BusinessDay also saw an import declaration for a vehicle with a N4 million FOB value. It showed taxes of N2.13 million, including customs duty, a 15 percent automotive levy, a 7 percent port surcharge, and 7.5 percent VAT, underlining how the 4 percent Foreign Common Surcharge (FCS) fattens the final bill.
The private document further details customs “multipliers” used on used vehicles 2.573 times base duty, and applies similar formulas to trucks, spare parts, and household items, showing how the surcharge quietly swells costs across the board.
“I don’t think we need this. We don’t need the customs increasing their rates at the moment. They can take out the one percent, take out the 7 percent of duty, and please call it whatever, or replace it with the same exact figure…It does not make any business sense for this decision to be made,” Coleman said.
His worst fear is a consequential impact on inflation. “Inflation is going down, It is not the time to jack up inflation with this new rulebook. Let’s be kind to ourselves. This new impact will now increase back. Wait for the next quarter. You will see inflation figures going back up,” he told BusinessDay.

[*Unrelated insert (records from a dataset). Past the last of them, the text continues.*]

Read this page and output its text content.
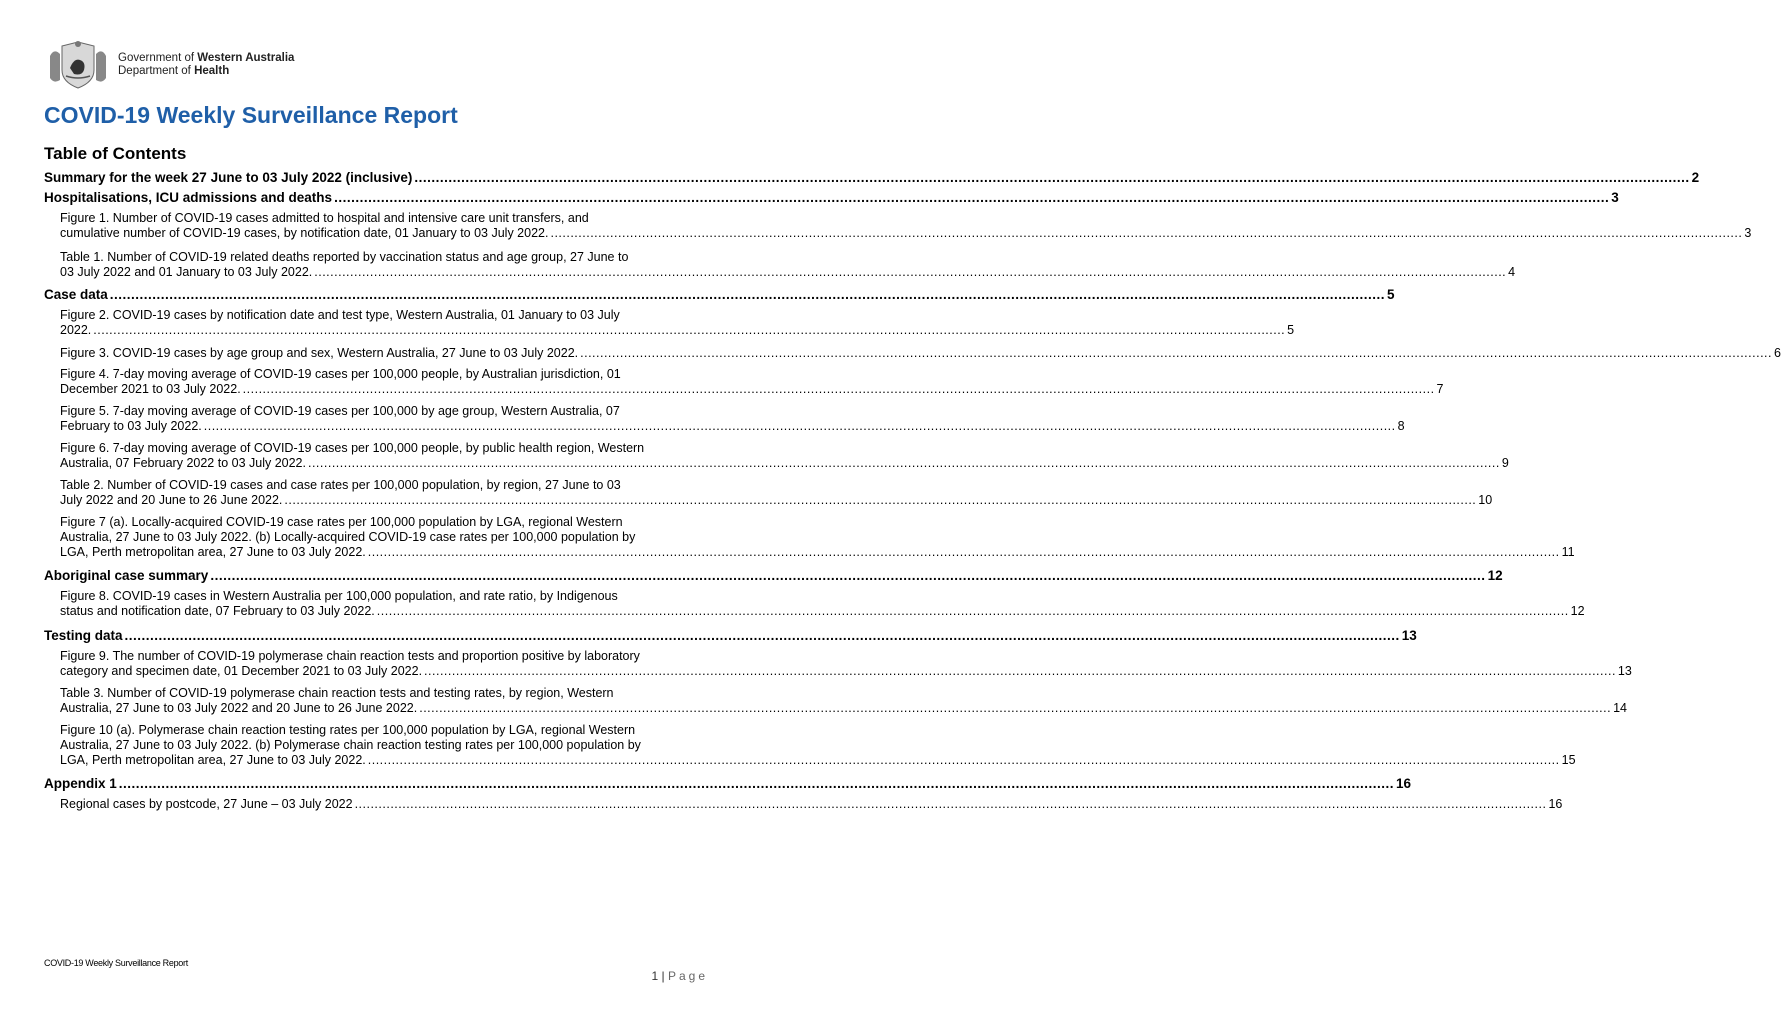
Government of Western Australia
Department of Health
COVID-19 Weekly Surveillance Report
Table of Contents
Summary for the week 27 June to 03 July 2022 (inclusive) ............................................................................................................................................................................................................................................................................................................ 2
Hospitalisations, ICU admissions and deaths ............................................................................................................................................................................................................................................................................................................ 3
Figure 1. Number of COVID-19 cases admitted to hospital and intensive care unit transfers, and
cumulative number of COVID-19 cases, by notification date, 01 January to 03 July 2022. ............................................................................................................................................................................................................................................................................................................ 3
Table 1. Number of COVID-19 related deaths reported by vaccination status and age group, 27 June to
03 July 2022 and 01 January to 03 July 2022. ............................................................................................................................................................................................................................................................................................................ 4
Case data ............................................................................................................................................................................................................................................................................................................ 5
Figure 2. COVID-19 cases by notification date and test type, Western Australia, 01 January to 03 July
2022. ............................................................................................................................................................................................................................................................................................................ 5
Figure 3. COVID-19 cases by age group and sex, Western Australia, 27 June to 03 July 2022. ............................................................................................................................................................................................................................................................................................................ 6
Figure 4. 7-day moving average of COVID-19 cases per 100,000 people, by Australian jurisdiction, 01
December 2021 to 03 July 2022. ............................................................................................................................................................................................................................................................................................................ 7
Figure 5. 7-day moving average of COVID-19 cases per 100,000 by age group, Western Australia, 07
February to 03 July 2022. ............................................................................................................................................................................................................................................................................................................ 8
Figure 6. 7-day moving average of COVID-19 cases per 100,000 people, by public health region, Western
Australia, 07 February 2022 to 03 July 2022. ............................................................................................................................................................................................................................................................................................................ 9
Table 2. Number of COVID-19 cases and case rates per 100,000 population, by region, 27 June to 03
July 2022 and 20 June to 26 June 2022. ............................................................................................................................................................................................................................................................................................................ 10
Figure 7 (a). Locally-acquired COVID-19 case rates per 100,000 population by LGA, regional Western
Australia, 27 June to 03 July 2022. (b) Locally-acquired COVID-19 case rates per 100,000 population by
LGA, Perth metropolitan area, 27 June to 03 July 2022. ............................................................................................................................................................................................................................................................................................................ 11
Aboriginal case summary ............................................................................................................................................................................................................................................................................................................ 12
Figure 8. COVID-19 cases in Western Australia per 100,000 population, and rate ratio, by Indigenous
status and notification date, 07 February to 03 July 2022. ............................................................................................................................................................................................................................................................................................................ 12
Testing data ............................................................................................................................................................................................................................................................................................................ 13
Figure 9. The number of COVID-19 polymerase chain reaction tests and proportion positive by laboratory
category and specimen date, 01 December 2021 to 03 July 2022. ............................................................................................................................................................................................................................................................................................................ 13
Table 3. Number of COVID-19 polymerase chain reaction tests and testing rates, by region, Western
Australia, 27 June to 03 July 2022 and 20 June to 26 June 2022. ............................................................................................................................................................................................................................................................................................................ 14
Figure 10 (a). Polymerase chain reaction testing rates per 100,000 population by LGA, regional Western
Australia, 27 June to 03 July 2022. (b) Polymerase chain reaction testing rates per 100,000 population by
LGA, Perth metropolitan area, 27 June to 03 July 2022. ............................................................................................................................................................................................................................................................................................................ 15
Appendix 1 ............................................................................................................................................................................................................................................................................................................ 16
Regional cases by postcode, 27 June – 03 July 2022 ............................................................................................................................................................................................................................................................................................................ 16
COVID-19 Weekly Surveillance Report
1 | Page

The Nigeria Customs Service rationale remains modernisation, with the backing of the law. Bashir Adeniyi, the Comptroller-General of Customs, stressed the necessity of the duty to fund modernisation projects, chief of all being the B’odogwu e-Customs platform, which has raised several concerns from users citing details and glitches.
“We really don’t have a choice… If you want to eat and lick better soup, we must be ready to fund it. Technology is not cheap,” he told stakeholders in a meeting last month.